AMÉLIE(tendant la main. )
Monsieur mon fiancé, voici ma main.

MARCEL(allant avec un zèle comique prendre la main qu'elle lui tend. )
Ah !… mademoiselle !
(Il lui baise la main.)

POCHET(écartant les bras. )
Mon gendre, dans mes bras !

MARCEL(passant devant Amélie et donnant l'accolade à Pochet. )
Beau-père, vous me comblez !

ETIENNE
Et quand doit-il venir, ton parrain?

MARCEL(le bras droit autour des épaules de Pochet. )
Mais je ne sais pas ! aujourd'hui !… tout à l'heure !… tout de suite !… (Sonnerie.)
Le voilà !
(Il lâche Pochet et va vers Etienne, extrême-droite.)

IRÈNE(pivotant sur les talons et gagnant vers la baie. )
Oh ! là, là, je m'esquive, alors, moi !

AMÉLIE(remontant, suivie de Pochet, à la suite d'Irène. )
Alors, cette fois, tout de bon, madame part?

IRÈNE(tout en marchant. )
Mais oui, ma fille ! Je n'ai que faire dans cette entrevue de famille !
(Amélie, Pochet et Irène, sont entre le piano et la baie; Etienne est remonté par la droite, Marcel est devant le canapé.)

MARCEL(à Adonis, qui paraît à la porte du vestibule. )
Eh bien?… C'est mon parrain?

ADONIS(ANNONÇANT .)
Le général Koschnadieff !

TOUS(comme si on leur parlait chinois. )
Quoi?

MARCEL
Ah?… c'est pas lui !
(Il remonte vers le groupe par la gauche du canapé.)

AMÉLIE
Qu'est-ce que c'est que ça, Koschnadieff?

ADONIS
J'sais pas !

ETIENNE
Qu'est-ce qu'il veut?

ADONIS(avec son rire benêt. )
J'sais pas !

AMÉLIE
Eh bien ! va lui demander !

ADONIS(même jeu. )
Oui !
(Il sort.)

IRÈNE(prenant congé. )
Allons, ma bonne Amélie !…

AMÉLIE
Ah ! madame, je ne saurais dire combien j'ai été heureuse !…

IRÈNE
Vous êtes une brave fille.

AMÉLIE
Si jamais Madame a besoin de moi… ou de mon père…

POCHET(au-dessus des deux femmes. )
Oh ! tout dévoué !

IRÈNE
Merci, ma bonne ! Merci, Pochet !

ADONIS
(rentrant. )
Eh bien, voilà: il dit que c'est pour une entrevue diplomatique !

AMÉLIE
Quoi, "diplomatique"?

ETIENNE
Oh ! ben quoi !… Reçois-le ! tu verras bien.

AMÉLIE
Fais-le entrer… Je suis à lui tout de suite.

ETIENNE(à Marcel, qui, près d'Irène, cause avec elle. )
Pendant ce temps-là, je vais me remettre en bourgeois !… Tu viens, Marcel?

MARCEL
Tu parles !… (A Irène.)
Alors, au revoir, ma petite Irène !… tu rentres tout de suite, hein?
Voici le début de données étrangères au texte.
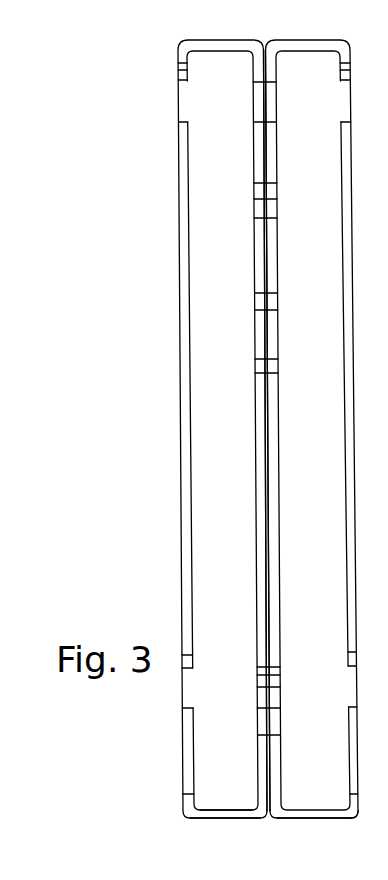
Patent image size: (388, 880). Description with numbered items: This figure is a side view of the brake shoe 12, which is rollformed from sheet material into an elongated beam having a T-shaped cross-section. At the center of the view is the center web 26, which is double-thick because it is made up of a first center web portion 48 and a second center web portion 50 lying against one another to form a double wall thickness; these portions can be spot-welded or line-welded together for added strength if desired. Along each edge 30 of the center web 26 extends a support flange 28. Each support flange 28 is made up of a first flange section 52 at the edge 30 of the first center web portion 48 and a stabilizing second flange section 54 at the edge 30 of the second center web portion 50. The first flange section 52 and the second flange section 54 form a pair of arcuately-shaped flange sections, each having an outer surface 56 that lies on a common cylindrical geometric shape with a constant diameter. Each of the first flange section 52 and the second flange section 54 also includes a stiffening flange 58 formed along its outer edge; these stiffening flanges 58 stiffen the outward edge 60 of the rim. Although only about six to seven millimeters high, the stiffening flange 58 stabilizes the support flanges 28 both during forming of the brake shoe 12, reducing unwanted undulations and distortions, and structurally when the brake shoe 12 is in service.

The brake shoe 12 is at (140, 148).
The center web 26 is at (252, 266).
The support flange 28 is at (306, 826).
The edge 30 is at (264, 812).
The first center web portion 48 is at (258, 763).
The second center web portion 50 is at (281, 777).
The first flange section 52 is at (216, 812).
The second flange section 54 is at (345, 822).
The outer surface 56 is at (233, 820).
The stiffening flange 58 is at (183, 802).
The outward edge 60 is at (179, 46).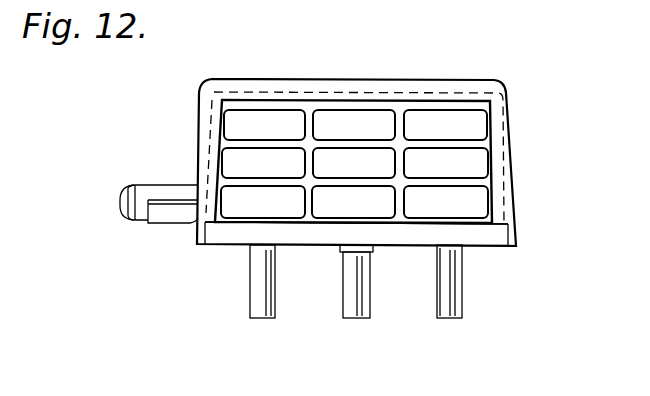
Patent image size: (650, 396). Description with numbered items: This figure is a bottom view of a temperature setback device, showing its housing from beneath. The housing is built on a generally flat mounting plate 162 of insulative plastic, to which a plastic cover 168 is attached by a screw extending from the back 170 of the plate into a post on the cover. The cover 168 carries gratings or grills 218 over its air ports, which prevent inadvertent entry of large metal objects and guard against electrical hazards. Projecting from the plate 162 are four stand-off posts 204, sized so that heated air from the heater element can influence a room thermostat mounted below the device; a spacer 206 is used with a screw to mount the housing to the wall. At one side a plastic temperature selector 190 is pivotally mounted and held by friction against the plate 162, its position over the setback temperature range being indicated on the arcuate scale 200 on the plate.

The mounting plate 162 is at (231, 232).
The plastic cover 168 is at (470, 78).
The back of plate 170 is at (494, 237).
The plastic temperature selector 190 is at (118, 203).
The arcuate scale 200 is at (173, 218).
The stand-off posts 204 is at (256, 320).
The spacer 206 is at (355, 322).
The gratings or grills 218 is at (357, 156).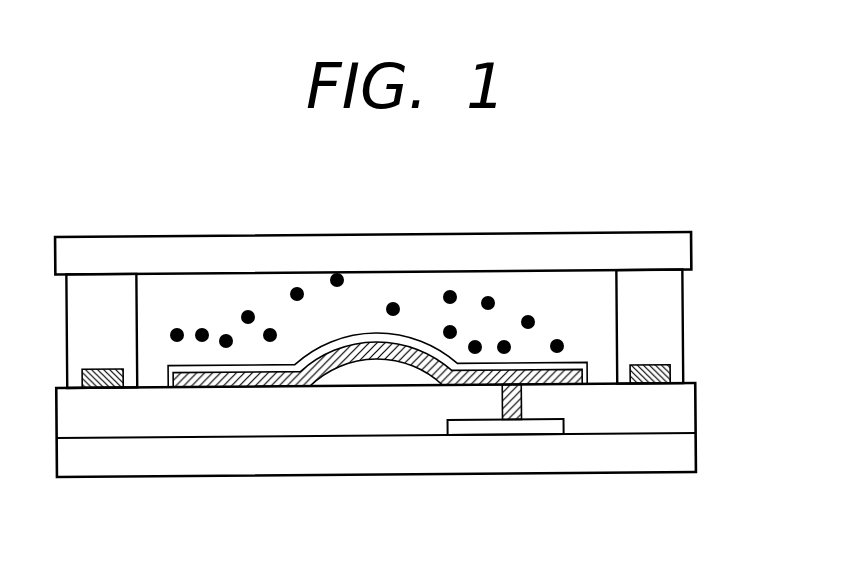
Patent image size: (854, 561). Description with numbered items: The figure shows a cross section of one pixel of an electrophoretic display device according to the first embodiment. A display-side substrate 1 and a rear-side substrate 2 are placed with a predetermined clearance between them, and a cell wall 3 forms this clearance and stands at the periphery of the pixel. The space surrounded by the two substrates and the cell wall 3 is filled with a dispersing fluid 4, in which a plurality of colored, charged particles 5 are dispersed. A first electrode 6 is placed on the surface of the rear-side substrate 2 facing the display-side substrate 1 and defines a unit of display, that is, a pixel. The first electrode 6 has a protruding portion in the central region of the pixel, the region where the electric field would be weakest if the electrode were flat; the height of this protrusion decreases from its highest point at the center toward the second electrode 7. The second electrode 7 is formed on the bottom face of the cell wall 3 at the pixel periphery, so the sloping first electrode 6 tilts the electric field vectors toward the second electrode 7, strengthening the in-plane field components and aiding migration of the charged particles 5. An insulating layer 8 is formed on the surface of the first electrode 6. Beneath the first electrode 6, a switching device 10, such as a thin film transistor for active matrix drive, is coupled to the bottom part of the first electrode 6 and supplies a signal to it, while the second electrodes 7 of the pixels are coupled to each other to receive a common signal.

The display-side substrate 1 is at (641, 249).
The rear-side substrate 2 is at (675, 453).
The cell wall 3 is at (650, 305).
The dispersing fluid 4 is at (531, 298).
The colored, charged particles 5 is at (453, 286).
The first electrode 6 is at (261, 372).
The second electrode 7 is at (105, 368).
The insulating layer 8 is at (215, 366).
The switching device 10 is at (478, 428).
Au revoir !

IRÈNE
Au revoir, Marcel ! Au revoir, Amélie !

AMÉLIE
Oh ! mais, nous reconduisons Madame.

POCHET
Ah ! bien, comme de juste !

IRÈNE(à Etienne. )
Monsieur !

ETIENNE
Madame, très heureux ! (A Marcel.)
Viens, toi !
(Marcel et Etienne sortent par la droite, premier plan.)

AMÉLIE
Tenez par ici, madame.
(Pochet, Irène, Amélie sortent par la baie: on les verra passer par la suite à travers la glace sans tain.)